Vi abbiamo raccontato qualche giorno fa l’incubo di dipendenza nel quale è precipitato Daniel, un ragazzo di 33 anni schiavo dei videogiochi. Una dipendenza che probabilmente viene da lontano, da questioni familiari non risolte, come ci ha raccontato la stessa mamma del ragazzo in una lettera. Dopo la pubblicazione delle toccanti parole di questa madre, ci avete scritto in tantissimi, soprattutto per cercare di offrire consigli a una donna che non sa più come aiutare quel suo ragazzo fragile.
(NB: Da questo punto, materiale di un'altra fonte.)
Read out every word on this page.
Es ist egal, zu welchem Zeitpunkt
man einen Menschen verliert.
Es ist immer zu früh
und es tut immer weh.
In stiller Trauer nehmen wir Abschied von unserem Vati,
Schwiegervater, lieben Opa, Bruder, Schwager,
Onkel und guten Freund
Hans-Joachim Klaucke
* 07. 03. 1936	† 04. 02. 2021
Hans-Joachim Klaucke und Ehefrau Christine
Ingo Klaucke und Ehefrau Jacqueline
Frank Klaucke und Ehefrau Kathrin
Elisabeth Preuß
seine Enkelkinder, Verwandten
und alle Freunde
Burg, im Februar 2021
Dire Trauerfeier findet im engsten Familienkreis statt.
Come Marco, un passato da “drogato” di videogiochi, che però è riuscito a saltare fuori dal “buco nero” della dipendenza. E che adesso vuole raccontare la sua storia di riscatto, nella speranza che presto possa essere anche quella di Daniel.

 

CLICCA QUI PER LA LETTERA DELLA MAMMA DI DANIEL

 

Care Iene,

mi chiamo Marco e da poco ho compiuto 30 anni.
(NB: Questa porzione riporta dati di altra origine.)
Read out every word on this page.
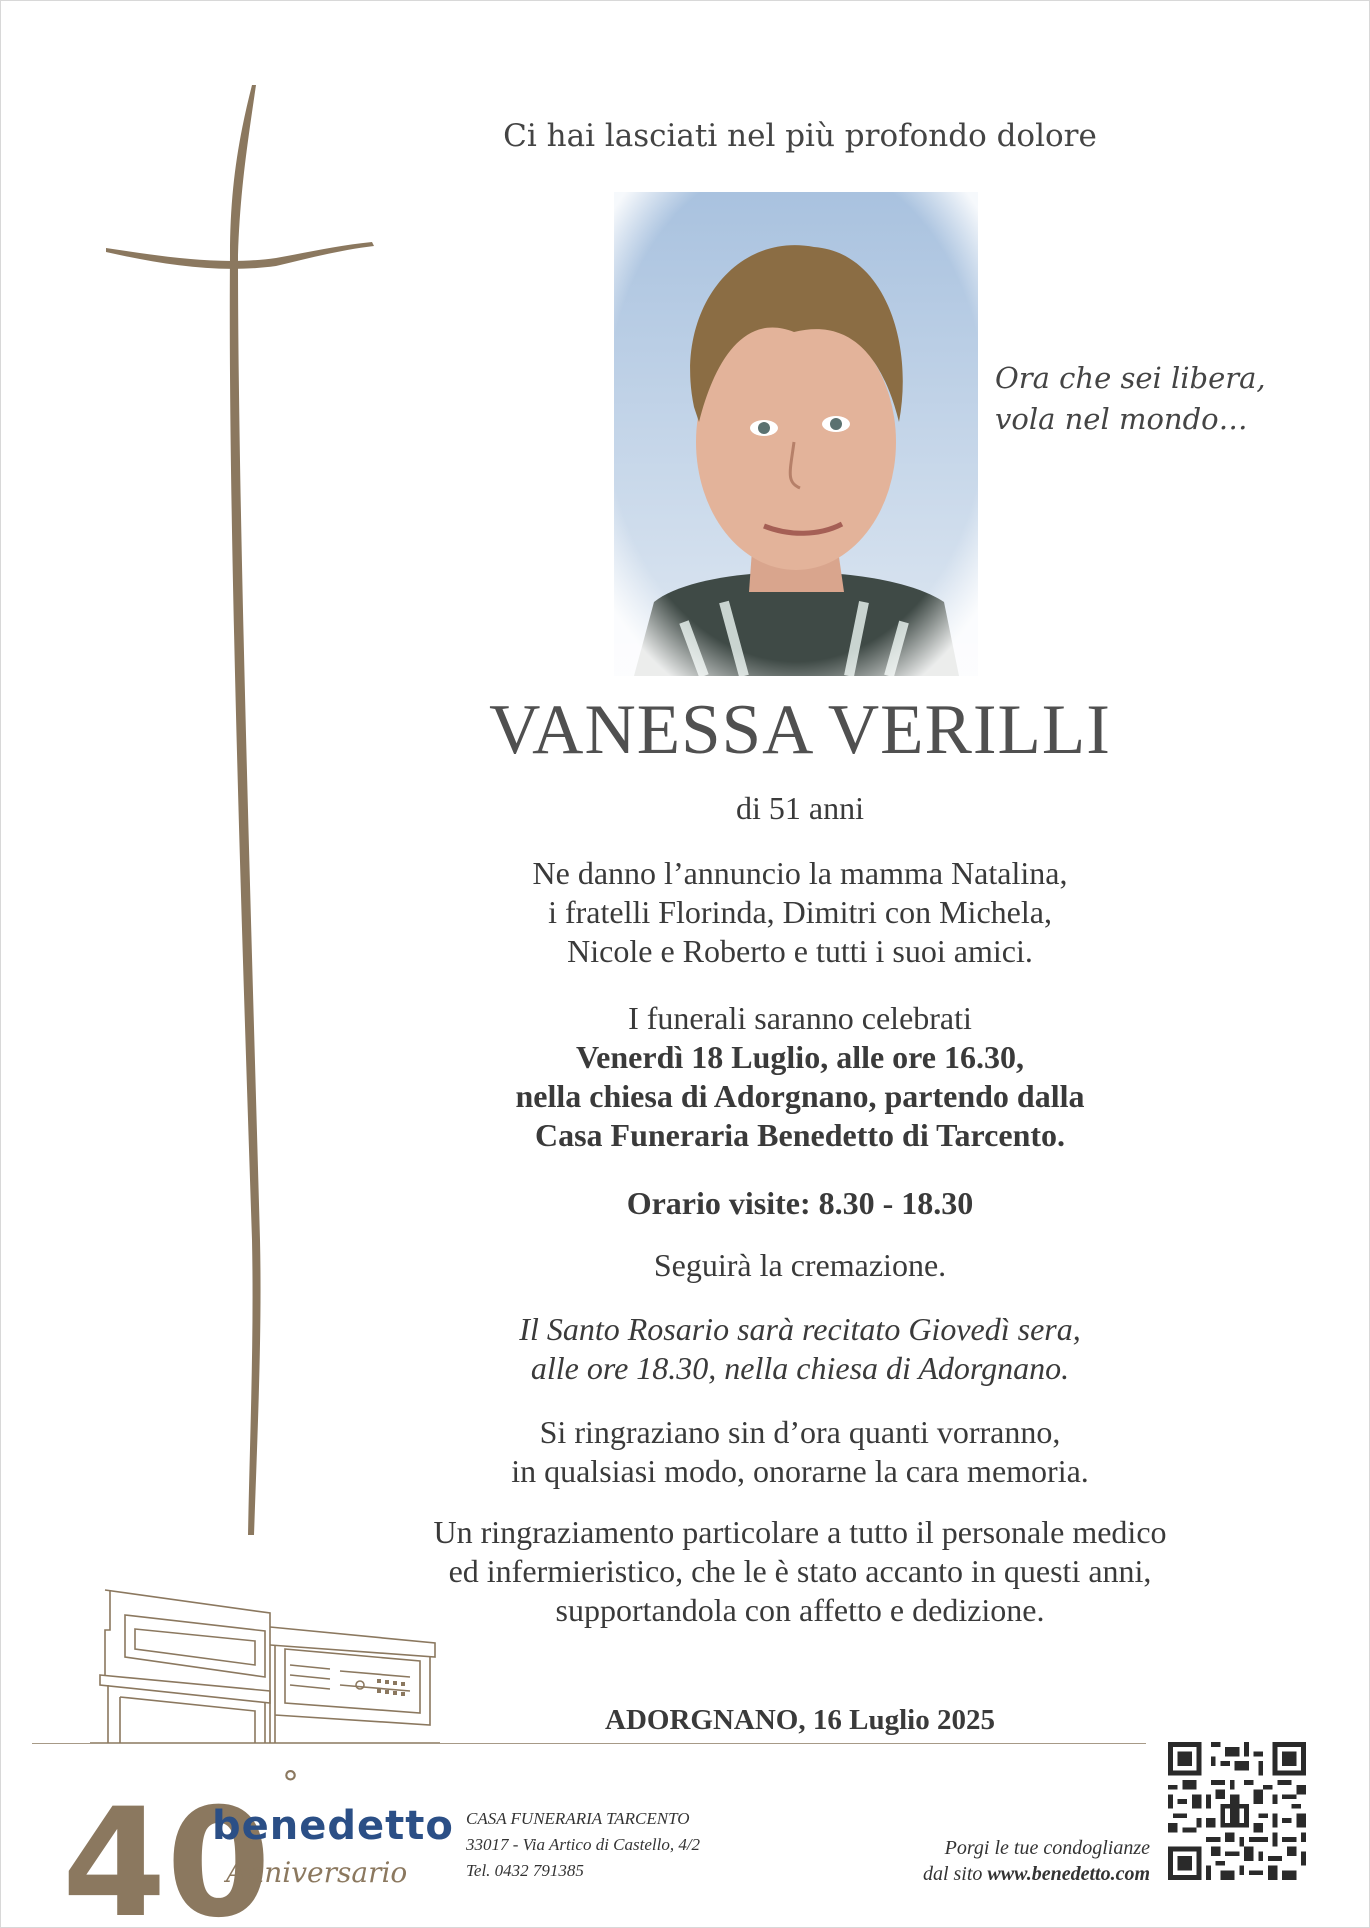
Ci hai lasciati nel più profondo dolore
Ora che sei libera,
vola nel mondo…
VANESSA VERILLI
di 51 anni
Ne danno l’annuncio la mamma Natalina,
i fratelli Florinda, Dimitri con Michela,
Nicole e Roberto e tutti i suoi amici.
I funerali saranno celebrati
Venerdì 18 Luglio, alle ore 16.30,
nella chiesa di Adorgnano, partendo dalla
Casa Funeraria Benedetto di Tarcento.
Orario visite: 8.30 - 18.30
Seguirà la cremazione.
Il Santo Rosario sarà recitato Giovedì sera,
alle ore 18.30, nella chiesa di Adorgnano.
Si ringraziano sin d’ora quanti vorranno,
in qualsiasi modo, onorarne la cara memoria.
Un ringraziamento particolare a tutto il personale medico
ed infermieristico, che le è stato accanto in questi anni,
supportandola con affetto e dedizione.
ADORGNANO, 16 Luglio 2025
40 °
benedetto
Anniversario
CASA FUNERARIA TARCENTO
33017 - Via Artico di Castello, 4/2
Tel. 0432 791385
Porgi le tue condoglianze
dal sito www.benedetto.com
Dai 13 ai 24 anni ho sofferto di una forte dipendenza da videogame, che mi ha chiuso totalmente in me stesso.

Anche io giocavo in media 15 ore al giorno, a volte rimanendo sveglio anche fino alle sette di mattina, quando magari poi dovevo andare a scuola o a lavorare.

Ero totalmente immerso in un gioco molto simile a World of warcraft, uno dei giochi citati dalla madre di Daniel. Il mio si chiamava NWN, ovvero Neverwinter nights. Era un gioco fantasy medievale, ti creavi il tuo personaggio e interagivi con altri online acquisendo esperienza e aumentando di livello.

In una decina di anni di “carriera”, iniziando da semplice utente finii per diventare anche amministratore di una piccola community dello stesso gioco, coordinando una decina di persone chiamate "dungeon masters". Erano tutti appassionati come me e conosciuti nella community, persone che mi aiutavano nella gestione del server senza venire pagati, semplicemente per il gusto di farlo e sentirsi utili.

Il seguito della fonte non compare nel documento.